One implication of the current findings is that All Dementia results were driven primarily by AD Only rather than Non-AD Dementia. This observation derives from the similarity of heritability estimates between All Dementia and AD Only analyses. One implication of this conclusion is that the measurement of any form of dementia in population-based studies likely reflects pathology nearer to AD-type dementias than non-AD type dementias.

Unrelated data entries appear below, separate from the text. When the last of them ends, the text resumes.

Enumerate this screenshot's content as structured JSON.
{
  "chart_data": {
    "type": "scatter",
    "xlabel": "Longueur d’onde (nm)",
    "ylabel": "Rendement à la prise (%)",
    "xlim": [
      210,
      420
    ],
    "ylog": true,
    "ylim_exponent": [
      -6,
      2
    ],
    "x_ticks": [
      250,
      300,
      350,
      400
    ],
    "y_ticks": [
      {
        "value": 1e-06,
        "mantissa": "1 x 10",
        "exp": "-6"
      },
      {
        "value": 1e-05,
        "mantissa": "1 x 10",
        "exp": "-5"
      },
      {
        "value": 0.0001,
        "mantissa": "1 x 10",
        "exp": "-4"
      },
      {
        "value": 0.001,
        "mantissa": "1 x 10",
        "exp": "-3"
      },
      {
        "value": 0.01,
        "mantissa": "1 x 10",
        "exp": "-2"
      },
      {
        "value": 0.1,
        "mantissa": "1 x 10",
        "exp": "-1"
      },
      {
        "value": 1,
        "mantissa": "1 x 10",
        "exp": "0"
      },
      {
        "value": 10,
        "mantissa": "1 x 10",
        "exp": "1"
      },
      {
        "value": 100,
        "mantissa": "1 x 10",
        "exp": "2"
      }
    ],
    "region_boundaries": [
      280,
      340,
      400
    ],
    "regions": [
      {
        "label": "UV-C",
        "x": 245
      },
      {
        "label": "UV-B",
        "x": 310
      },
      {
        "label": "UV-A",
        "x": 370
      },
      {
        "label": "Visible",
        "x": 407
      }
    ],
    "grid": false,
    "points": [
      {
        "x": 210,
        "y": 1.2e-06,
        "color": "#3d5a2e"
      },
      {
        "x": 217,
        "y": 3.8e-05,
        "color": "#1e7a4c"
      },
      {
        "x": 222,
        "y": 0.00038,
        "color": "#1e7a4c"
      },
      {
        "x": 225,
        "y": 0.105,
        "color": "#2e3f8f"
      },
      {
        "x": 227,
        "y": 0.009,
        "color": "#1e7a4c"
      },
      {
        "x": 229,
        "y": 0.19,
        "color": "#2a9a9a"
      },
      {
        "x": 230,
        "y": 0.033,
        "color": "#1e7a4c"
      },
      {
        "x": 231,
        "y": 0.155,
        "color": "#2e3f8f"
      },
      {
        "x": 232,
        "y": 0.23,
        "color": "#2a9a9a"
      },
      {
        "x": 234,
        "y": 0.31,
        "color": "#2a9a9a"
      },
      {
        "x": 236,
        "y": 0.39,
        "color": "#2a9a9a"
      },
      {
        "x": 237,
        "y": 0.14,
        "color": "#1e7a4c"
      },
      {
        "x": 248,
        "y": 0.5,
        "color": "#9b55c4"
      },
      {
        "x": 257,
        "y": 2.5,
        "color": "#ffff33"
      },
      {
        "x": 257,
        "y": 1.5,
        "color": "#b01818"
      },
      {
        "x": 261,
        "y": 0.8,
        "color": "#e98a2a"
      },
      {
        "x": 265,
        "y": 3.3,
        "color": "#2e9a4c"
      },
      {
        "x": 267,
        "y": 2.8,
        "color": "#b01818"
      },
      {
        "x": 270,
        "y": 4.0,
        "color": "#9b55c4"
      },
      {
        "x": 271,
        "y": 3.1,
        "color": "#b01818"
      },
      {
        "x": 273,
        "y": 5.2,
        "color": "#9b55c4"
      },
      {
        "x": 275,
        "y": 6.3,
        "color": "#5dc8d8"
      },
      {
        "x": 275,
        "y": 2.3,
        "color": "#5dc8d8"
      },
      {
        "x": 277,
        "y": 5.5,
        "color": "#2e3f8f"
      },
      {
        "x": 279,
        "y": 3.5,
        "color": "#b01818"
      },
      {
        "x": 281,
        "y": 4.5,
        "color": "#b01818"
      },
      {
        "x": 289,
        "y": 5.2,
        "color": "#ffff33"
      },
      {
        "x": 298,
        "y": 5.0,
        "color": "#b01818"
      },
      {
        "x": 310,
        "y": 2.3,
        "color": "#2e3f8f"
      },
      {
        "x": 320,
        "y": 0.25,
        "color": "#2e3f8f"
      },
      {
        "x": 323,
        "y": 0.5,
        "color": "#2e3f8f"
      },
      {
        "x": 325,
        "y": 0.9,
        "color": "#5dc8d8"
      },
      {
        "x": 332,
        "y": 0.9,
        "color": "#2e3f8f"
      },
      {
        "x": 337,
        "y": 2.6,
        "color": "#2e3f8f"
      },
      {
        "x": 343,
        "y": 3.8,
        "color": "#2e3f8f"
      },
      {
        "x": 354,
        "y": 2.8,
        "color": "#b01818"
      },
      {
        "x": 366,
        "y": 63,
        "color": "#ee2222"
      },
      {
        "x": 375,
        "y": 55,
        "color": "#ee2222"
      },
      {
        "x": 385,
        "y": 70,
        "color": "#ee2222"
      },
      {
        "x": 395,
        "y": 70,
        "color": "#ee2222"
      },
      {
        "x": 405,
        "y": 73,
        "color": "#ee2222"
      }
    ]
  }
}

In the current study, heritability estimates of AD were comparable to results from the Alzheimer’s Disease Genetics Consortium where all single nucleotide polymorphisms (SNPs) accounted for 53.24% of the variability in AD [39]. Yet at the same time, nonshared environmental factors accounted for greater than a quarter of the liability of AD, suggesting that lifestyle decisions people independently make play an important role in AD risk. Like the cognitive ability literature [40], we expect that environmental context moderates genetic variability underlying liability to AD.

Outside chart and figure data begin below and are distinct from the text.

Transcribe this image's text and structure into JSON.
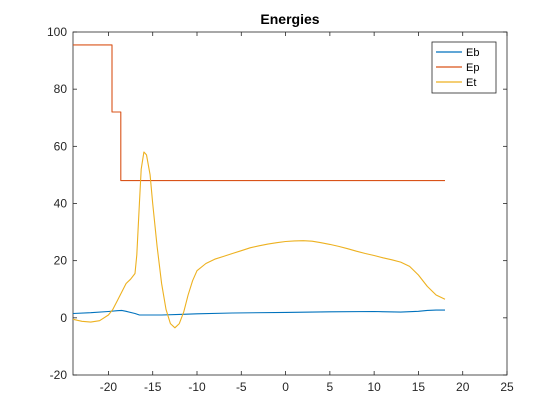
{
  "chart_data": {
    "type": "line",
    "title": "Energies",
    "xlabel": "",
    "ylabel": "",
    "xlim": [
      -24,
      25
    ],
    "ylim": [
      -20,
      100
    ],
    "xticks": [
      -20,
      -15,
      -10,
      -5,
      0,
      5,
      10,
      15,
      20,
      25
    ],
    "xtick_labels": [
      "-20",
      "-15",
      "-10",
      "-5",
      "0",
      "5",
      "10",
      "15",
      "20",
      "25"
    ],
    "yticks": [
      -20,
      0,
      20,
      40,
      60,
      80,
      100
    ],
    "ytick_labels": [
      "-20",
      "0",
      "20",
      "40",
      "60",
      "80",
      "100"
    ],
    "grid": false,
    "legend_position": "top-right",
    "series": [
      {
        "name": "Eb",
        "color": "#0072BD",
        "x": [
          -24,
          -22,
          -20,
          -19,
          -18.5,
          -18,
          -17,
          -16.5,
          -16,
          -14,
          -12,
          -10,
          -6,
          0,
          5,
          10,
          13,
          15,
          16,
          17,
          18
        ],
        "y": [
          1.5,
          1.8,
          2.2,
          2.5,
          2.6,
          2.3,
          1.5,
          1.0,
          1.0,
          1.0,
          1.2,
          1.4,
          1.7,
          1.9,
          2.1,
          2.2,
          2.0,
          2.3,
          2.6,
          2.7,
          2.7
        ]
      },
      {
        "name": "Ep",
        "color": "#D95319",
        "x": [
          -24,
          -19.6,
          -19.6,
          -18.6,
          -18.6,
          18
        ],
        "y": [
          95.5,
          95.5,
          72,
          72,
          48,
          48
        ]
      },
      {
        "name": "Et",
        "color": "#EDB120",
        "x": [
          -24,
          -23,
          -22,
          -21,
          -20,
          -19.5,
          -19,
          -18.5,
          -18,
          -17.5,
          -17,
          -16.8,
          -16.5,
          -16.3,
          -16,
          -15.7,
          -15.3,
          -15,
          -14.5,
          -14,
          -13.5,
          -13,
          -12.5,
          -12,
          -11.5,
          -11,
          -10.5,
          -10,
          -9,
          -8,
          -7,
          -6,
          -5,
          -4,
          -3,
          -2,
          -1,
          0,
          1,
          2,
          3,
          4,
          5,
          6,
          7,
          8,
          9,
          10,
          11,
          12,
          13,
          14,
          15,
          16,
          17,
          18
        ],
        "y": [
          -0.5,
          -1.2,
          -1.5,
          -1.0,
          1.0,
          3.0,
          6.0,
          9.0,
          12.0,
          13.5,
          15.5,
          22.0,
          40.0,
          52.0,
          58.0,
          57.0,
          50.0,
          40.0,
          25.0,
          12.0,
          3.0,
          -2.0,
          -3.5,
          -2.0,
          2.0,
          8.0,
          13.0,
          16.5,
          19.0,
          20.5,
          21.5,
          22.5,
          23.5,
          24.5,
          25.2,
          25.8,
          26.3,
          26.7,
          26.9,
          27.0,
          26.8,
          26.3,
          25.7,
          25.0,
          24.2,
          23.3,
          22.5,
          21.8,
          21.0,
          20.3,
          19.5,
          18.0,
          15.0,
          11.0,
          8.0,
          6.5
        ]
      }
    ]
  }
}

The current findings should be interpreted in view of several identified limitations. First, twins were followed using dementia diagnoses from both clinical assessments and registry-based sources. Validity studies have shown registries to provide reliable identification of ADRD cases with no evidence of sex differences in sensitivity of the registries [32], but registry-based diagnosis does not identify all individuals who actually have ADRD. Second, the sample consisted of twins who had participated in four different studies, three with longitudinal in-person cognitive follow-up and one reliant on registry follow-up after the initial census to identify dementia cases. Third, the Swedish sample, with its absence of ethnic diversity, potentially limits the generalizability of the results to other populations of interest. Fourth, quantitative genetic studies only identify global, unmeasured genetic and environmental influences. While we followed up with testing effects of APOE genotype on risk and age at onset of ADRD, inferences about other specific genes that might contribute to sex differences in additive genetic variance must be made using genomic data sets [39]. Fifth, power is low in covariance structure analyses that include categorical indicators as primary outcomes [41], with individual group sizes of 5000 or greater needed to reject a truly false null hypothesis for genetic effects like those observed in the current study. We, thus, cannot conclude definitively null sex differences in heritability of ADRD, as the results in part may reflect statistical power. As is true in all studies estimating genetic influences from twin designs for a binary outcome, and similar to the challenges with genomic data, large sample sizes are required.
Overall, the current study reaffirms previous findings that heritability estimates of Any Dementia and AD Only account for 55–60% of the variability in diagnoses. Further, given the increase in sample size, the current results reflect greater confidence in the genetic and environmental estimates of Any Dementia, AD Only and Non-AD Dementia, which decreases ambiguity about heritability of AD and related dementias. Notably, heritability of All Dementia is largely attributed to AD. Finally, with respect to sex differences, while quantitative differences in genetic and environmental influences were null, post-hoc analyses suggest that familial risk is higher for women than men conditional upon one twin already carrying a diagnosis of dementia.
Supplementary Material
Acknowledgements:
This work was supported by the National Institutes of Health, National Institute on Aging (T32 AG000037-37, R01 AG060470, RF1 AG058068, R01 AG08724, R01 AG17561, and R01 AG028555) and the Alzheimer’s Association (AARF-17-505302).
Footnotes
Conflicts of interest: The authors have no conflict of interest to report.